Credit: Playboy/Tony Kelly
Famed journalist, Ethan Brown, the man behind the controversial Queens Reigns Supreme: Fat Cat, 50 Cent, and the Rise of the Hip Hop Hustler, ventured to Chicago at the end of 2013 to cover the Chi’s rising hip-hop scene for Playboy Magazine. The piece went live online today, and will be featured in next month’s issue. The piece mainly focuses on drill and the controversy surrounding it, but also highlights Chance The Rapper and Treated Crew. Click here to read the entire piece.

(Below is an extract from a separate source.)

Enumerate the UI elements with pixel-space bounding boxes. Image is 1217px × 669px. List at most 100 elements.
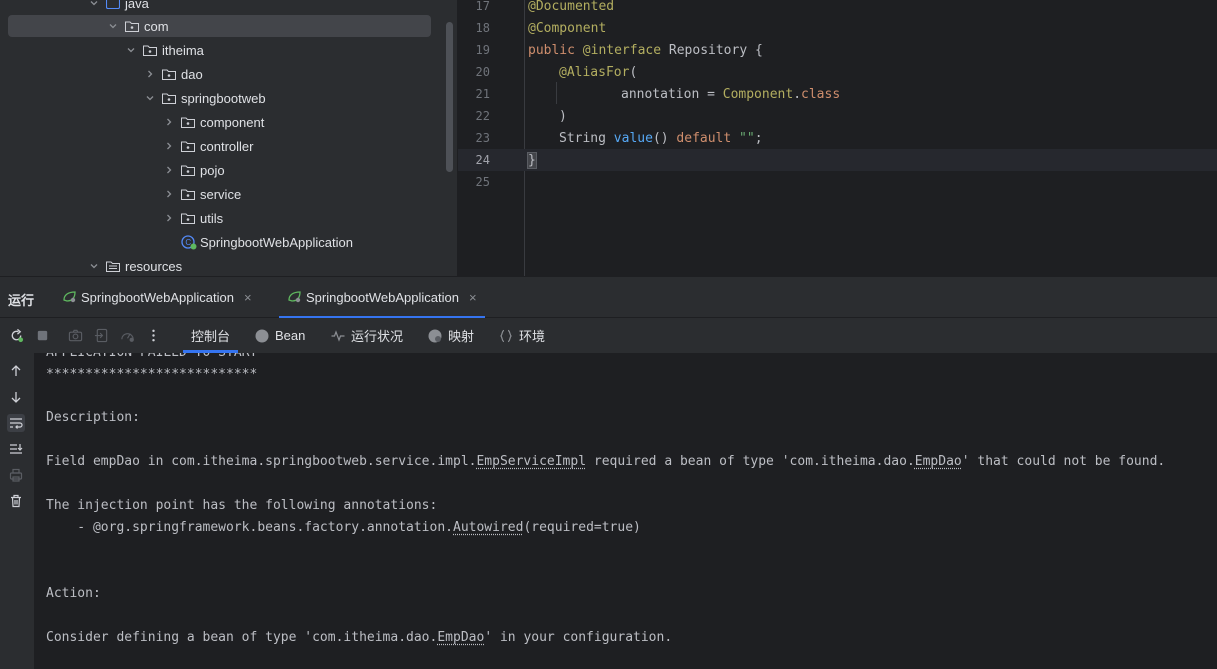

The ascendance of Chicago’s hottest young star began in 2011 with a series of YouTube videos featuring Keef, skinny with a mischievous grin and half-lidded eyes hidden behind a sprout of twisted dreads. Pounding tracks such as “I Don’t Like” and “3Hunna” were produced by Young Chop, who at the age of 11 used a suite of pirated production software to birth the sound that would define his city: icy piano melodies, overblown bass drums and thwacking hi-hats, punctuated by screams and gunshots imbued with danger and ready-to-jump energy. His approach launched half a dozen young stars and invented the Chicago sound now nicknamed Drill. And the stocky, dread-headed teen did it from his mother’s South Side house, where, he claims, it took 20 to 30 minutes to produce “3Hunna.”